L’amour…
Pour l’amour.
Par amour.
Dans le pré ?
L’amouuur crisse !
C’est le fil conducteur. La boussole orientant nos décisions. Il donne des ailes, terrasse et fortifie. Sans lui nous n’existons tout simplement pas. Il accompagne en trame de fond et bat la mesure du temps qui passe. Tel un ghost writer, il chuchote, inspire et échafaude nos plus belles histoires ou du moins celles qui laissent des traces. Jimmy Beaulieu est de ceux qui en à beaucoup à dire sur le sujet et ouvre à nouveau un pan de sa vie intime dans Jardin des complexes.
Il n’est pas simple de mettre des mots sur ce sentiment qui dicte nos interactions. Pourquoi n’arrivons pas toujours à expliquer les élans de notre cœur ? Décoder ses pulsions puis les coucher sur papier devient une catharsis, un exutoire, une planche de salut pour Jimmy qui célèbre the one that got away à travers les anecdotes. Disons qu’il a passé à travers des bouts rough ces dernières années. On se rend vite compte qu’il y a un air de famille avec nos propres expériences. Bon d’accord, nous avons tous éprouvé des tourments, mais ceux de l’auteur sont exacerbés par une rage de vivre qui a quelque chose de romanesque. Le ressac commence à l’émousser et à le polir à mesure qu’il avance en âge : » J’ai l’impression que vieillir, c’est devoir encaisser de plus en plus et se contenter de moins en moins. » Il y a des similitudes avec l’art ancestral du kintsugi ; craquelé, morceaux recollés et magnifiés. Il y a une certaine maturité qui s’acquiert avec les années ; on se remémore avec recul les scènes marquantes à travers les rêves et les déjà vus ; nous sommes à la fois acteurs et critiques.
Il n’y a pas que son jardin secret qui soit cultivé tout au long du livre puisqu’on y retrouve lovées entre les pages des (auto) fictions campées dans des situations parfois saugrenues, souvent mélancoliques et poignantes qui poussent à l’introspection. Ce sont des vignettes qui ponctuent et alimentent le récit principal à coups de manivelle de View Master afin de découvrir des variations sur un même thème : l’aventure humaine dans tous ses états d’âme. Des bouts du quotidien glanés à travers un regard dérobé et oblique. Nous sommes les témoins silencieux de ces vies qui fleurent les relents d’une époque pas si lointaine, mais dont le bourbier de notre existence a englouti. Ça fait parfois du bien d’avoir mal : « Je me suis dit que ça faisait longtemps que j’avais besoin de pleurer. »
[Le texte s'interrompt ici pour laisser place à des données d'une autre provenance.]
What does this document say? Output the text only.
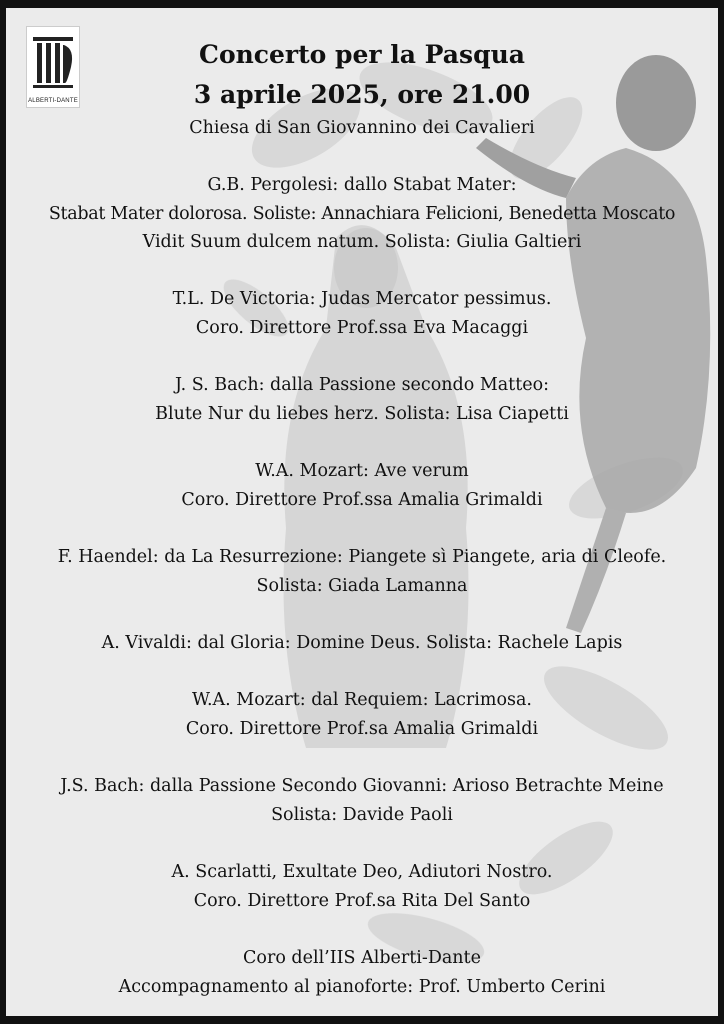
ALBERTI-DANTE
Concerto per la Pasqua
3 aprile 2025, ore 21.00
Chiesa di San Giovannino dei Cavalieri
G.B. Pergolesi: dallo Stabat Mater:
Stabat Mater dolorosa. Soliste: Annachiara Felicioni, Benedetta Moscato
Vidit Suum dulcem natum. Solista: Giulia Galtieri
T.L. De Victoria: Judas Mercator pessimus.
Coro. Direttore Prof.ssa Eva Macaggi
J. S. Bach: dalla Passione secondo Matteo:
Blute Nur du liebes herz. Solista: Lisa Ciapetti
W.A. Mozart: Ave verum
Coro. Direttore Prof.ssa Amalia Grimaldi
F. Haendel: da La Resurrezione: Piangete sì Piangete, aria di Cleofe.
Solista: Giada Lamanna
A. Vivaldi: dal Gloria: Domine Deus. Solista: Rachele Lapis
W.A. Mozart: dal Requiem: Lacrimosa.
Coro. Direttore Prof.sa Amalia Grimaldi
J.S. Bach: dalla Passione Secondo Giovanni: Arioso Betrachte Meine
Solista: Davide Paoli
A. Scarlatti, Exultate Deo, Adiutori Nostro.
Coro. Direttore Prof.sa Rita Del Santo
Coro dell’IIS Alberti-Dante
Accompagnamento al pianoforte: Prof. Umberto Cerini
Filial, fictif, chimérique, déchu ou inatteignable, c’est toujours avec acuité et un impeccable sens de l’esthétisme que l’inénarrable Jimmy Beaulieu nous convie à célébrer l’amour sous toutes ses formes. L’auteur est généreux dans les confidences autant que dans les dessins. On apprécie particulièrement le tempo et les silences évocateurs. C’est comme revoir un bon ami après plusieurs années d’errance et reprendre la conversation là où elle s’était laissée : cela coule de source. Ça faisait longtemps qu’on s’était pas vu, Jimmy.